1. Focus on eating right: the right foods in the right amounts. Source 1 and Source 2 clearly outline the ideal servings of grains, fruits, vegetables, dairy, meat, and sweets in a day. When I started tallying how many servings I was getting in each category, I was surprised to learn that if I don't pay attention, I tend to skip vegetables!! Eating the proper servings of fruits, vegetables, and grains do help you to feel full and it is good for you to boot!!
2. Buy local and in season. Did you know that there are spring vegetables, summer vegetables, autumn vegetables, and winter vegetables? Buy local produce will direct you to the seasonal vegetables that are fresher, ripen naturally, and don't spend a lot of time/resources in transportation.

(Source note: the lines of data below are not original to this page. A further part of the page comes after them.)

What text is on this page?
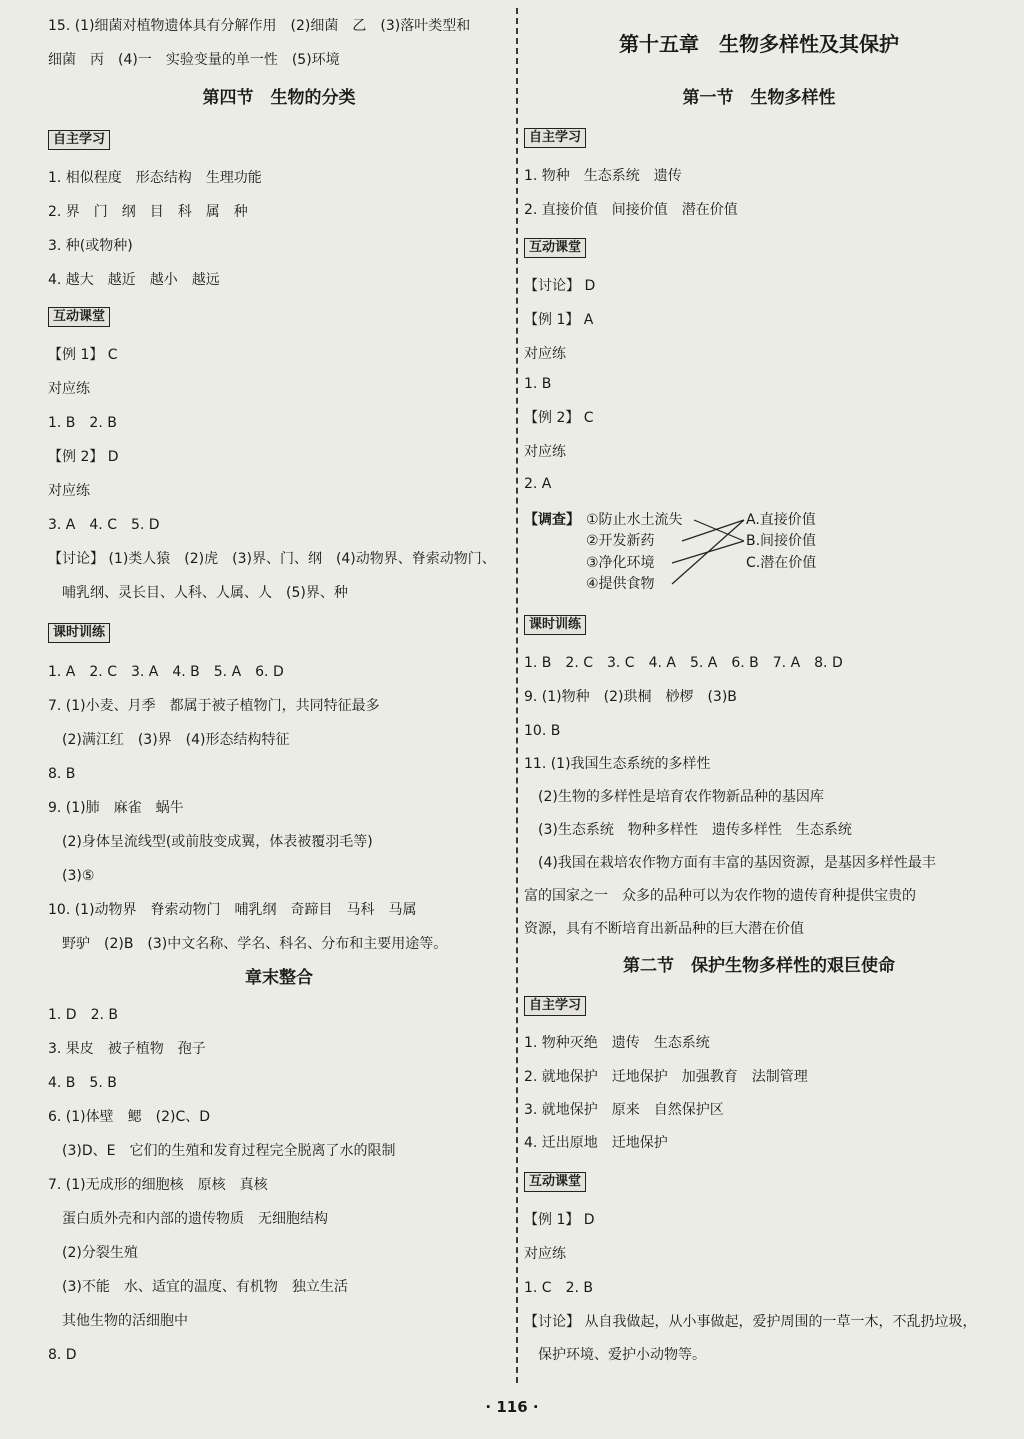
15. (1)细菌对植物遗体具有分解作用　(2)细菌　乙　(3)落叶类型和
细菌　丙　(4)一　实验变量的单一性　(5)环境
第四节　生物的分类
自主学习
1. 相似程度　形态结构　生理功能
2. 界　门　纲　目　科　属　种
3. 种(或物种)
4. 越大　越近　越小　越远
互动课堂
【例 1】 C
对应练
1. B　2. B
【例 2】 D
对应练
3. A　4. C　5. D
【讨论】 (1)类人猿　(2)虎　(3)界、门、纲　(4)动物界、脊索动物门、
哺乳纲、灵长目、人科、人属、人　(5)界、种
课时训练
1. A　2. C　3. A　4. B　5. A　6. D
7. (1)小麦、月季　都属于被子植物门，共同特征最多
(2)满江红　(3)界　(4)形态结构特征
8. B
9. (1)肺　麻雀　蜗牛
(2)身体呈流线型(或前肢变成翼，体表被覆羽毛等)
(3)⑤
10. (1)动物界　脊索动物门　哺乳纲　奇蹄目　马科　马属
野驴　(2)B　(3)中文名称、学名、科名、分布和主要用途等。
章末整合
1. D　2. B
3. 果皮　被子植物　孢子
4. B　5. B
6. (1)体壁　鳃　(2)C、D
(3)D、E　它们的生殖和发育过程完全脱离了水的限制
7. (1)无成形的细胞核　原核　真核
蛋白质外壳和内部的遗传物质　无细胞结构
(2)分裂生殖
(3)不能　水、适宜的温度、有机物　独立生活
其他生物的活细胞中
8. D
第十五章　生物多样性及其保护
第一节　生物多样性
自主学习
1. 物种　生态系统　遗传
2. 直接价值　间接价值　潜在价值
互动课堂
【讨论】 D
【例 1】 A
对应练
1. B
【例 2】 C
对应练
2. A
【调查】 ①防止水土流失
②开发新药
③净化环境
④提供食物
A.直接价值
B.间接价值
C.潜在价值
课时训练
1. B　2. C　3. C　4. A　5. A　6. B　7. A　8. D
9. (1)物种　(2)珙桐　桫椤　(3)B
10. B
11. (1)我国生态系统的多样性
(2)生物的多样性是培育农作物新品种的基因库
(3)生态系统　物种多样性　遗传多样性　生态系统
(4)我国在栽培农作物方面有丰富的基因资源，是基因多样性最丰
富的国家之一　众多的品种可以为农作物的遗传育种提供宝贵的
资源，具有不断培育出新品种的巨大潜在价值
第二节　保护生物多样性的艰巨使命
自主学习
1. 物种灭绝　遗传　生态系统
2. 就地保护　迁地保护　加强教育　法制管理
3. 就地保护　原来　自然保护区
4. 迁出原地　迁地保护
互动课堂
【例 1】 D
对应练
1. C　2. B
【讨论】 从自我做起，从小事做起，爱护周围的一草一木，不乱扔垃圾，
保护环境、爱护小动物等。
· 116 ·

3. Buy enough, but not too much. Reduce what you buy and use what you have. This is the key to not throwing away food.
4. Prepare food quickly for convenience. On shopping day, I leave my produce on my counter as a reminder to wash and prepare my fruits and vegetables. When I take the time to wash, peel, chop, and slice my produce, I don't reach for convenience foods because I made the healthy food convenient!
5. Make it yourself instead of buying a pre-made version. It costs extra, both in money and resources to pay for pre-made convenience foods. I have seen pre-peeled oranges that you can buy in plastic containers...or you can buy your own oranges and peel them yourself.

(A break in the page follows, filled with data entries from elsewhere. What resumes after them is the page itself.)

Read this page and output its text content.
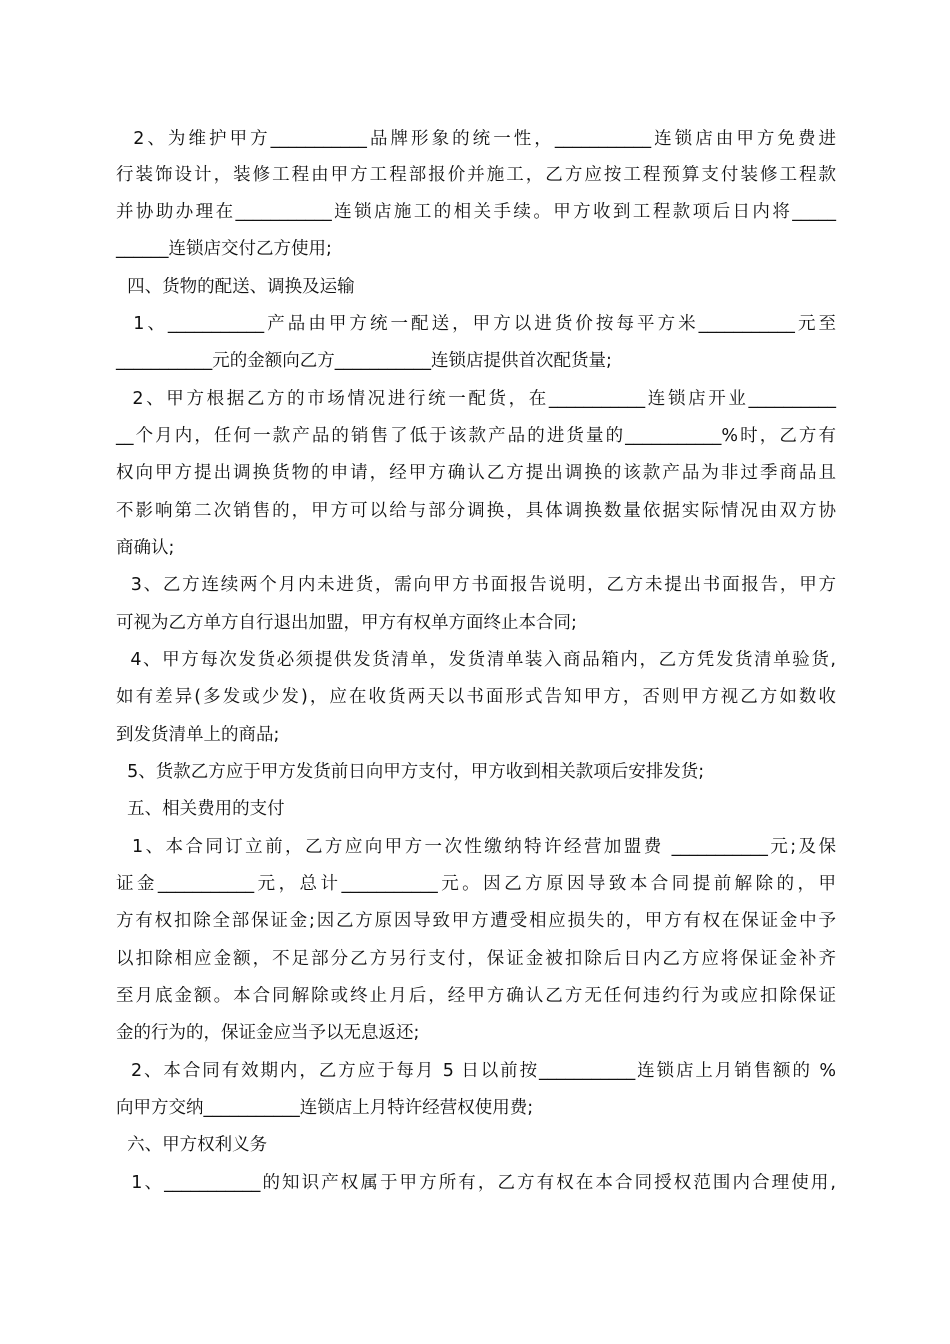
2、为维护甲方___________品牌形象的统一性，___________连锁店由甲方免费进

行装饰设计，装修工程由甲方工程部报价并施工，乙方应按工程预算支付装修工程款

并协助办理在___________连锁店施工的相关手续。甲方收到工程款项后日内将_____

______连锁店交付乙方使用;

四、货物的配送、调换及运输

1、___________产品由甲方统一配送，甲方以进货价按每平方米___________元至

___________元的金额向乙方___________连锁店提供首次配货量;

2、甲方根据乙方的市场情况进行统一配货，在___________连锁店开业__________

__个月内，任何一款产品的销售了低于该款产品的进货量的___________%时，乙方有

权向甲方提出调换货物的申请，经甲方确认乙方提出调换的该款产品为非过季商品且

不影响第二次销售的，甲方可以给与部分调换，具体调换数量依据实际情况由双方协

商确认;

3、乙方连续两个月内未进货，需向甲方书面报告说明，乙方未提出书面报告，甲方

可视为乙方单方自行退出加盟，甲方有权单方面终止本合同;

4、甲方每次发货必须提供发货清单，发货清单装入商品箱内，乙方凭发货清单验货,

如有差异(多发或少发)，应在收货两天以书面形式告知甲方，否则甲方视乙方如数收

到发货清单上的商品;

5、货款乙方应于甲方发货前日向甲方支付，甲方收到相关款项后安排发货;

五、相关费用的支付

1、本合同订立前，乙方应向甲方一次性缴纳特许经营加盟费 ___________元;及保

证金___________元，总计___________元。因乙方原因导致本合同提前解除的，甲

方有权扣除全部保证金;因乙方原因导致甲方遭受相应损失的，甲方有权在保证金中予

以扣除相应金额，不足部分乙方另行支付，保证金被扣除后日内乙方应将保证金补齐

至月底金额。本合同解除或终止月后，经甲方确认乙方无任何违约行为或应扣除保证

金的行为的，保证金应当予以无息返还;

2、本合同有效期内，乙方应于每月 5 日以前按___________连锁店上月销售额的 %

向甲方交纳___________连锁店上月特许经营权使用费;

六、甲方权利义务

1、___________的知识产权属于甲方所有，乙方有权在本合同授权范围内合理使用,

6. Reduce, Reuse, Recycle. Reduce the resources you consume. Find ways to reuse things you already have. Recycle your paper, glass, plastic, and tin.

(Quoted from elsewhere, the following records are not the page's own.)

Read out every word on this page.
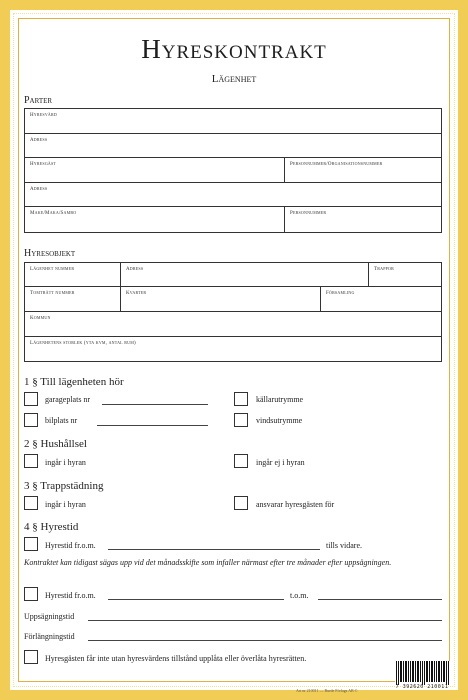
Hyreskontrakt
Lägenhet
Parter
Hyresvärd
Adress
Hyresgäst	Personnummer/Organisationsnummer
Adress
Make/Maka/Sambo	Personnummer
Hyresobjekt
Lägenhet nummer	Adress	Trappor
Tomträtt nummer	Kvarter	Församling
Kommun
Lägenhetens storlek (yta kvm, antal rum)
1 § Till lägenheten hör
garageplats nr	källarutrymme
bilplats nr	vindsutrymme
2 § Hushållsel
ingår i hyran	ingår ej i hyran
3 § Trappstädning
ingår i hyran	ansvarar hyresgästen för
4 § Hyrestid
Hyrestid fr.o.m.	tills vidare.
Kontraktet kan tidigast sägas upp vid det månadsskifte som infaller närmast efter tre månader efter uppsägningen.
Hyrestid fr.o.m.	t.o.m.
Uppsägningstid
Förlängningstid
Hyresgästen får inte utan hyresvärdens tillstånd upplåta eller överlåta hyresrätten.
Art nr 210011 — Burde Förlags AB ©
7 392620 210011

7. Buy global. Liz, Tip 2 was buy local. Yep. And now Tip 7 is to buy global. Yep. Instead of buying the cheapest products that are made in sweatshops, buy fair trade items. Sometimes the cheapest item supports oppression and the pricier item pays a fair wage to the worker. Research fair trade companies and splurge from time to time on the quality pieces and foods you find there.
8. Try to eat like someone from a majority world country. (The phrase Majority World Country is replacing Third World Country since highly industrialized countries are not the majority of countries in the world). Research how someone from Sudan, Guatemala, or Thailand would eat. Then try to eat like them for a week.
9. Cut something out of your lifestyle AND use the money you would have spent to do good. Cut out carbonated beverages from your life. Spend the money you would have spent on carbonated beverages to help build wells in majority world countries. Cut out the majority of sweets from your life. Spend the money on projects that support sustainable agriculture.